Tabs were introduced in the nineties. Although the iPhone has since changed where we browse from, there haven't really been many changes to the browsing paradigm itself since then. Whether it's on a four inch window in your hand or on a twenty inch window in your office, we're all still browsing through the same tabbed porthole with the same rough request-result interaction model.

Websites themselves have changed a great deal since the nineties. I remember when colored backgrounds became possible; these days websites are more often interactive and frequently-updated than not, with layers of data and personalization that we could barely have dreamed of. The web of today is an entirely different medium. Browser vendors have adjusted their security models in response, but not their interaction models.

It's fun to think about what a reinvented browser would look like. It would be centered on HTML, CSS, and JavaScript, of course: the building blocks of the web. But I suspect its temporal model in particular would be different. Rather than request-response, you might be able to aggregate updates from frequently-updated sites, and see a unified timeline that incorporated information from every website you had an account on. You also might be able to do more than read: the browser itself could have verbs like "reply" and "like" built right into it, in the same way you can bookmark a page today.

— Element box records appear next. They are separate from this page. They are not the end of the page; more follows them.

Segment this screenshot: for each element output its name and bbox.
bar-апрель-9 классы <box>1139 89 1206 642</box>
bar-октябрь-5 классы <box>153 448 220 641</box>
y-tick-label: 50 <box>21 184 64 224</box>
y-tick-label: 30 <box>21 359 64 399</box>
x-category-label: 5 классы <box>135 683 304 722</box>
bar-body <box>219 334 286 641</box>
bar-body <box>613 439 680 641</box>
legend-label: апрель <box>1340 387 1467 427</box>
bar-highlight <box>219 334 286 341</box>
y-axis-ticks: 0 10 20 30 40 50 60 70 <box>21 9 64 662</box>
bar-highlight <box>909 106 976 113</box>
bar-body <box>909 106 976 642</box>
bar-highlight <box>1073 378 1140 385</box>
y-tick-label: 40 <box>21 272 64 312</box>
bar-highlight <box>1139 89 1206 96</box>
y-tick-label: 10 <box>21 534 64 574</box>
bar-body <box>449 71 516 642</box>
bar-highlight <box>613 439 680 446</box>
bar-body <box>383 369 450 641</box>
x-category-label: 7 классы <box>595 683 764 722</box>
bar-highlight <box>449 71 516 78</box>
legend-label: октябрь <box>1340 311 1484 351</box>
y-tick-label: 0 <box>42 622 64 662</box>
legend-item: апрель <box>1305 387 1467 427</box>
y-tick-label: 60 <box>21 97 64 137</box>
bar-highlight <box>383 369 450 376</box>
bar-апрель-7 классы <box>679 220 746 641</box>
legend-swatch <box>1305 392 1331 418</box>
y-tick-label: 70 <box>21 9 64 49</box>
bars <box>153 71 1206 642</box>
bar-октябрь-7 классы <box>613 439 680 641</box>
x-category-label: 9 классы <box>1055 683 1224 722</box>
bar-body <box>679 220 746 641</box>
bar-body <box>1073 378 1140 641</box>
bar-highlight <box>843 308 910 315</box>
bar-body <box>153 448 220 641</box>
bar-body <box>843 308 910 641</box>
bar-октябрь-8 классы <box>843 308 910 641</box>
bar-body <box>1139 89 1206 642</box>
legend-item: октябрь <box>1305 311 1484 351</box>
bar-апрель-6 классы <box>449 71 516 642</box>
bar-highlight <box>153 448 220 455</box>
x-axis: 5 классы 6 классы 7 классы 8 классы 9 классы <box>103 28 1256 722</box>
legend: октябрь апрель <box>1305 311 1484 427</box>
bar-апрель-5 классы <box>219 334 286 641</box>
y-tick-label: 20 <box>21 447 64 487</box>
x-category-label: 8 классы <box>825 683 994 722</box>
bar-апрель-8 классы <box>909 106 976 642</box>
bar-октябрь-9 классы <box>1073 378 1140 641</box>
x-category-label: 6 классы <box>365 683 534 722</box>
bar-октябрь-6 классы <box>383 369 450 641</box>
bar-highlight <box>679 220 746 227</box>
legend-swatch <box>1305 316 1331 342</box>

We've spent a lot of energy thinking about decentralized social networks and platforms, but I have to wonder if we've been concentrating on the wrong part of the stack. What if the browser was the aggregator? What if it was an active participant on the application web on our behalf? What if we didn't need to build all these complicated protocols for decentralization if the browser could keep track of all of our data, accounts, and updates for us, on-device?

A new generation of browsers, led by Brave, are beginning to head in that direction. In particular, Brave incorporates elements of web3 - the decentralized, blockchain-reliant web. But it's worth noticing that it (like Puma Browser, for example) focuses on ad-free privacy rather than interactivity. Privacy is an important human right that is worth protecting, but much more is possible.

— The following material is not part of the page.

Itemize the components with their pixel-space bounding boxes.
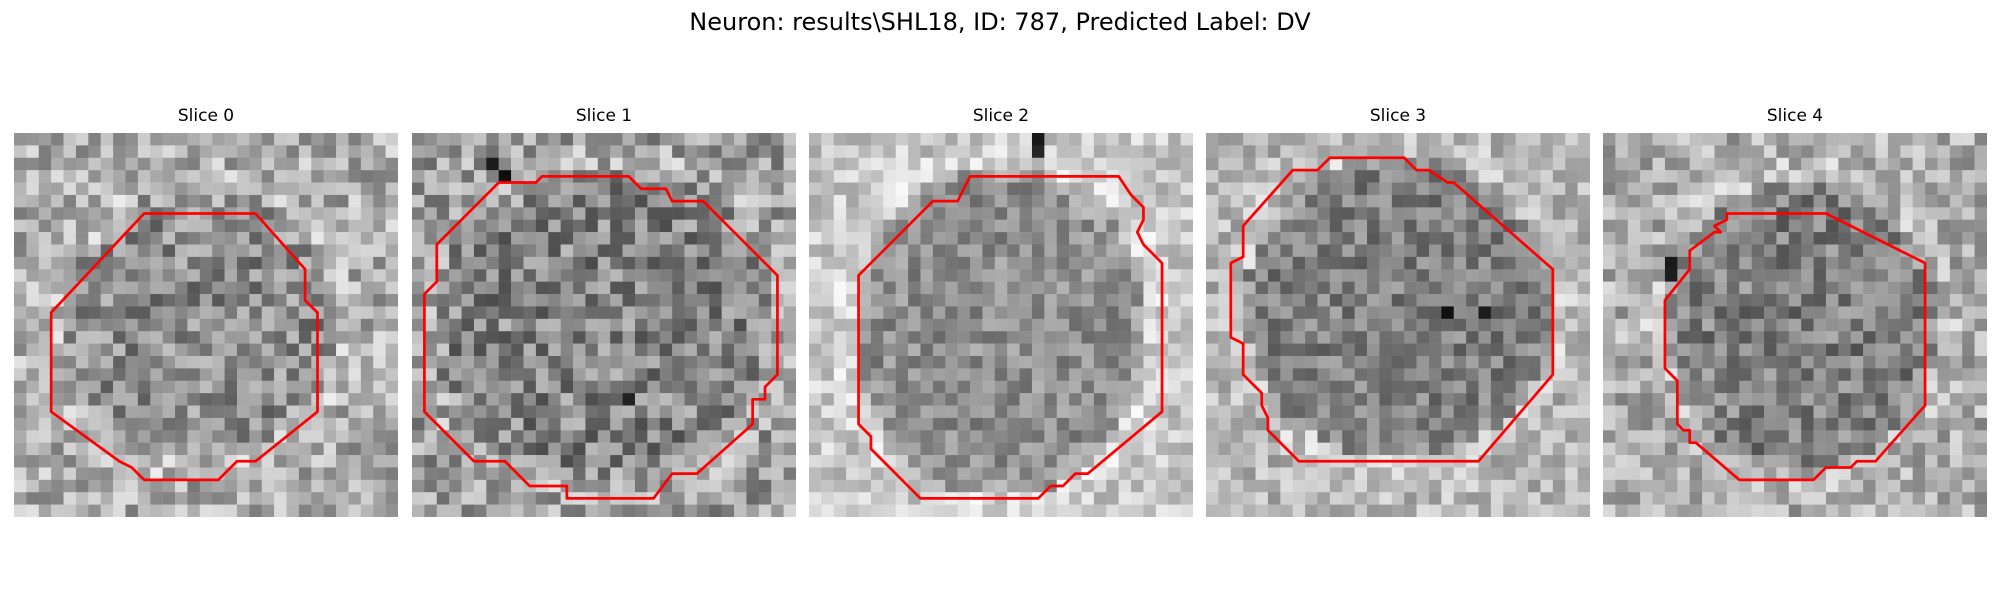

A browser can keep track of everything we're interacting with on the web, while deriving insights from our browsing habits and keeping track of what we're interested in on-device. It can tell us when webpages we use update and present us with that content (including public sites like blogs and auth-protected sites like newspapers and communities, or our Facebook and Twitter feeds). It can remind us to perform certain frequent actions. And with the understanding that the web has turned from a publishing medium into a global conversation, it can help us to reach out to the people behind decentralized web pages and have better conversations.

Browsers have evolved before. Remember before they had tabs? They can, and should, evolve again.